Dylan paced the small space, his youthful outrage palpable. “This is theft. They’re stealing our independence. First it’s ‘scientific samples,’ then what? Taxes? Conscription?”
“They mentioned others,” Taryn said quietly. “Other homesteaders. We should contact them.”
Marlowe nodded slowly, his mind racing ahead. The Belt contained thousands of independent homesteaders like themselves—people who had sought freedom from Earth’s consolidated power. If what the surveyors claimed was true, none of them truly owned what they had built.
But there was something else bothering him, something about the way Dr. Whitfield had removed her helmet with such casual disregard for the vacuum of space. The nanotech she mentioned—that level of advancement meant Earth had diverged from Belt technology far more than anyone realized.
“I think,” Marlowe said carefully, “we might have been living in an illusion all along.”
Taryn looked at him sharply. “What do you mean?”
“Freedom, ownership, independence—maybe those were just stories we told ourselves while the powers back on Earth were making other plans.” He gestured at the document glowing on their screen. “Maybe reality itself has been redefined without our consent.”
Dylan stopped pacing. “So we fight back, right? Contact the other homesteaders, form an alliance?”
Marlowe thought of those helmets coming off in vacuum, of the casual power demonstrated in that simple act. He remembered the strange look in Dr. Whitfield’s eyes—a look that seemed to see through the illusion of human autonomy itself.
“I think,” he said slowly, “we need to find out what they’re really looking for in those samples first. Because I don’t believe for a second this is about some ancient right to roam.”

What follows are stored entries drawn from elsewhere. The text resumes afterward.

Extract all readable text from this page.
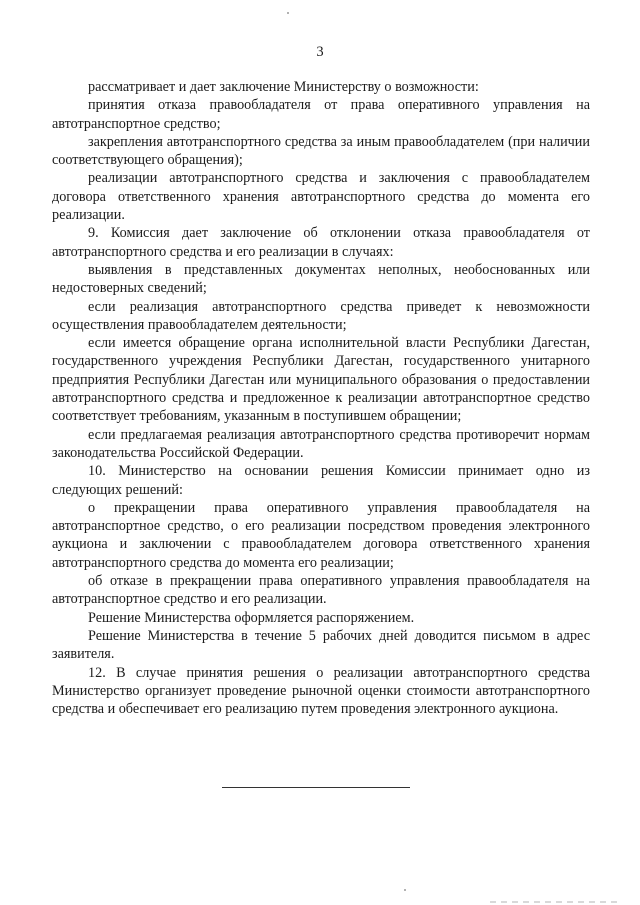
3

рассматривает и дает заключение Министерству о возможности:

принятия отказа правообладателя от права оперативного управления на автотранспортное средство;

закрепления автотранспортного средства за иным правообладателем (при наличии соответствующего обращения);

реализации автотранспортного средства и заключения с правообладателем договора ответственного хранения автотранспортного средства до момента его реализации.

9. Комиссия дает заключение об отклонении отказа правообладателя от автотранспортного средства и его реализации в случаях:

выявления в представленных документах неполных, необоснованных или недостоверных сведений;

если реализация автотранспортного средства приведет к невозможности осуществления правообладателем деятельности;

если имеется обращение органа исполнительной власти Республики Дагестан, государственного учреждения Республики Дагестан, государственного унитарного предприятия Республики Дагестан или муниципального образования о предоставлении автотранспортного средства и предложенное к реализации автотранспортное средство соответствует требованиям, указанным в поступившем обращении;

если предлагаемая реализация автотранспортного средства противоречит нормам законодательства Российской Федерации.

10. Министерство на основании решения Комиссии принимает одно из следующих решений:

о прекращении права оперативного управления правообладателя на автотранспортное средство, о его реализации посредством проведения электронного аукциона и заключении с правообладателем договора ответственного хранения автотранспортного средства до момента его реализации;

об отказе в прекращении права оперативного управления правообладателя на автотранспортное средство и его реализации.

Решение Министерства оформляется распоряжением.

Решение Министерства в течение 5 рабочих дней доводится письмом в адрес заявителя.

12. В случае принятия решения о реализации автотранспортного средства Министерство организует проведение рыночной оценки стоимости автотранспортного средства и обеспечивает его реализацию путем проведения электронного аукциона.
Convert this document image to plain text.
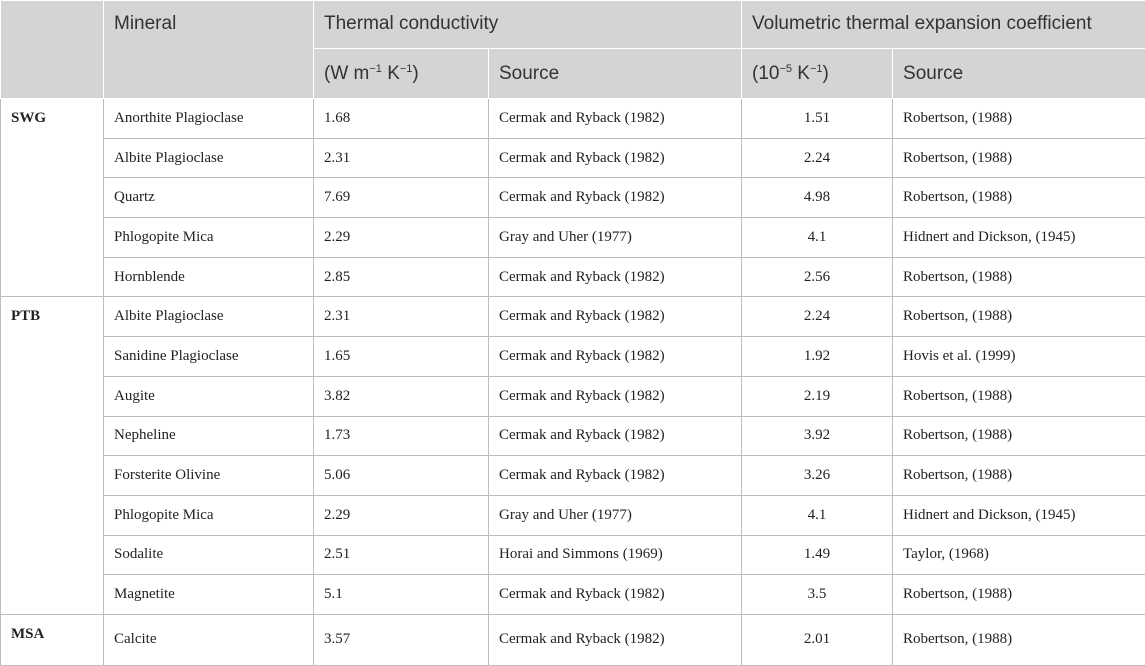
	Mineral	Thermal conductivity		Volumetric thermal expansion coefficient	
		(W $m^{-1}$ $K^{-1}$)	Source	($10^{-5}$ $K^{-1}$)	Source
SWG	Anorthite Plagioclase	1.68	Cermak and Ryback (1982)	1.51	Robertson, (1988)
	Albite Plagioclase	2.31	Cermak and Ryback (1982)	2.24	Robertson, (1988)
	Quartz	7.69	Cermak and Ryback (1982)	4.98	Robertson, (1988)
	Phlogopite Mica	2.29	Gray and Uher (1977)	4.1	Hidnert and Dickson, (1945)
	Hornblende	2.85	Cermak and Ryback (1982)	2.56	Robertson, (1988)
PTB	Albite Plagioclase	2.31	Cermak and Ryback (1982)	2.24	Robertson, (1988)
	Sanidine Plagioclase	1.65	Cermak and Ryback (1982)	1.92	Hovis et al. (1999)
	Augite	3.82	Cermak and Ryback (1982)	2.19	Robertson, (1988)
	Nepheline	1.73	Cermak and Ryback (1982)	3.92	Robertson, (1988)
	Forsterite Olivine	5.06	Cermak and Ryback (1982)	3.26	Robertson, (1988)
	Phlogopite Mica	2.29	Gray and Uher (1977)	4.1	Hidnert and Dickson, (1945)
	Sodalite	2.51	Horai and Simmons (1969)	1.49	Taylor, (1968)
	Magnetite	5.1	Cermak and Ryback (1982)	3.5	Robertson, (1988)
MSA	Calcite	3.57	Cermak and Ryback (1982)	2.01	Robertson, (1988)
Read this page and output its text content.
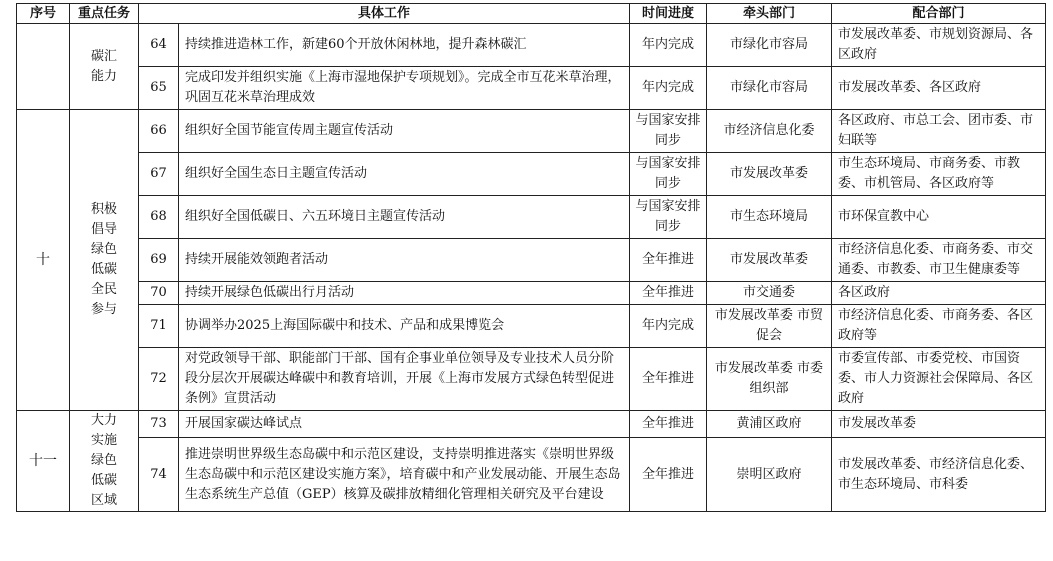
序号	重点任务	具体工作		时间进度	牵头部门	配合部门

	碳汇能力	64	持续推进造林工作，新建60个开放休闲林地，提升森林碳汇	年内完成	市绿化市容局	市发展改革委、市规划资源局、各区政府
		65	完成印发并组织实施《上海市湿地保护专项规划》。完成全市互花米草治理，巩固互花米草治理成效	年内完成	市绿化市容局	市发展改革委、各区政府
十	积极倡导绿色低碳全民参与	66	组织好全国节能宣传周主题宣传活动	与国家安排同步	市经济信息化委	各区政府、市总工会、团市委、市妇联等
		67	组织好全国生态日主题宣传活动	与国家安排同步	市发展改革委	市生态环境局、市商务委、市教委、市机管局、各区政府等
		68	组织好全国低碳日、六五环境日主题宣传活动	与国家安排同步	市生态环境局	市环保宣教中心
		69	持续开展能效领跑者活动	全年推进	市发展改革委	市经济信息化委、市商务委、市交通委、市教委、市卫生健康委等
		70	持续开展绿色低碳出行月活动	全年推进	市交通委	各区政府
		71	协调举办2025上海国际碳中和技术、产品和成果博览会	年内完成	市发展改革委 市贸促会	市经济信息化委、市商务委、各区政府等
		72	对党政领导干部、职能部门干部、国有企事业单位领导及专业技术人员分阶段分层次开展碳达峰碳中和教育培训，开展《上海市发展方式绿色转型促进条例》宣贯活动	全年推进	市发展改革委 市委组织部	市委宣传部、市委党校、市国资委、市人力资源社会保障局、各区政府
十一	大力实施绿色低碳区域	73	开展国家碳达峰试点	全年推进	黄浦区政府	市发展改革委
		74	推进崇明世界级生态岛碳中和示范区建设，支持崇明推进落实《崇明世界级生态岛碳中和示范区建设实施方案》，培育碳中和产业发展动能、开展生态岛生态系统生产总值（GEP）核算及碳排放精细化管理相关研究及平台建设	全年推进	崇明区政府	市发展改革委、市经济信息化委、市生态环境局、市科委
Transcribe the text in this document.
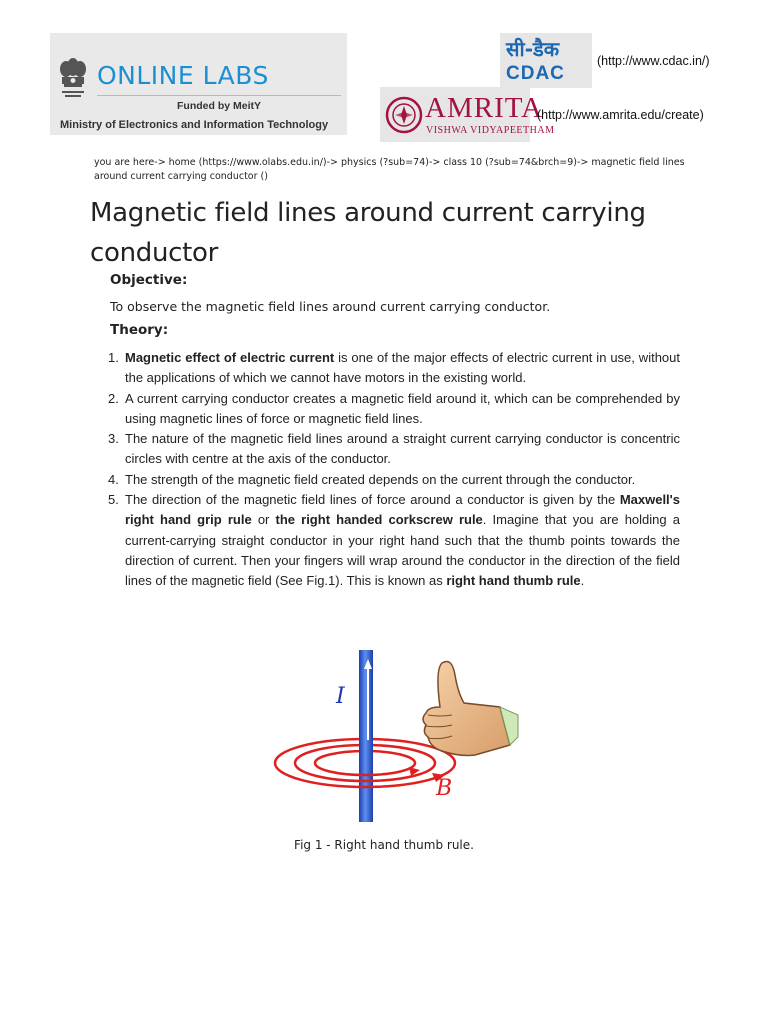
ONLINE LABS
Funded by MeitY
Ministry of Electronics and Information Technology
सी-डैक
CDAC
(http://www.cdac.in/)
AMRITA
VISHWA VIDYAPEETHAM
(http://www.amrita.edu/create)
you are here-> home (https://www.olabs.edu.in/)-> physics (?sub=74)-> class 10 (?sub=74&brch=9)-> magnetic field lines around current carrying conductor ()
Magnetic field lines around current carrying conductor
Objective:
To observe the magnetic field lines around current carrying conductor.
Theory:
1. Magnetic effect of electric current is one of the major effects of electric current in use, without the applications of which we cannot have motors in the existing world.
2. A current carrying conductor creates a magnetic field around it, which can be comprehended by using magnetic lines of force or magnetic field lines.
3. The nature of the magnetic field lines around a straight current carrying conductor is concentric circles with centre at the axis of the conductor.
4. The strength of the magnetic field created depends on the current through the conductor.
5. The direction of the magnetic field lines of force around a conductor is given by the Maxwell's right hand grip rule or the right handed corkscrew rule. Imagine that you are holding a current-carrying straight conductor in your right hand such that the thumb points towards the direction of current. Then your fingers will wrap around the conductor in the direction of the field lines of the magnetic field (See Fig.1). This is known as right hand thumb rule.
I
B
Fig 1 - Right hand thumb rule.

Outside their habitat, the stars continued their cold, distant observation of humanity’s spreading influence. Somewhere among them, Dr. Whitfield was already examining the core samples taken from Marlowe’s asteroid—samples that might reveal the true nature of reality itself, and humanity’s place within it.
And in the darkness of the Belt, other surveyors were knocking on other doors, quoting ancient laws to justify their intrusions into carefully constructed lives—lives that might have been built on foundations as insubstantial as solar wind.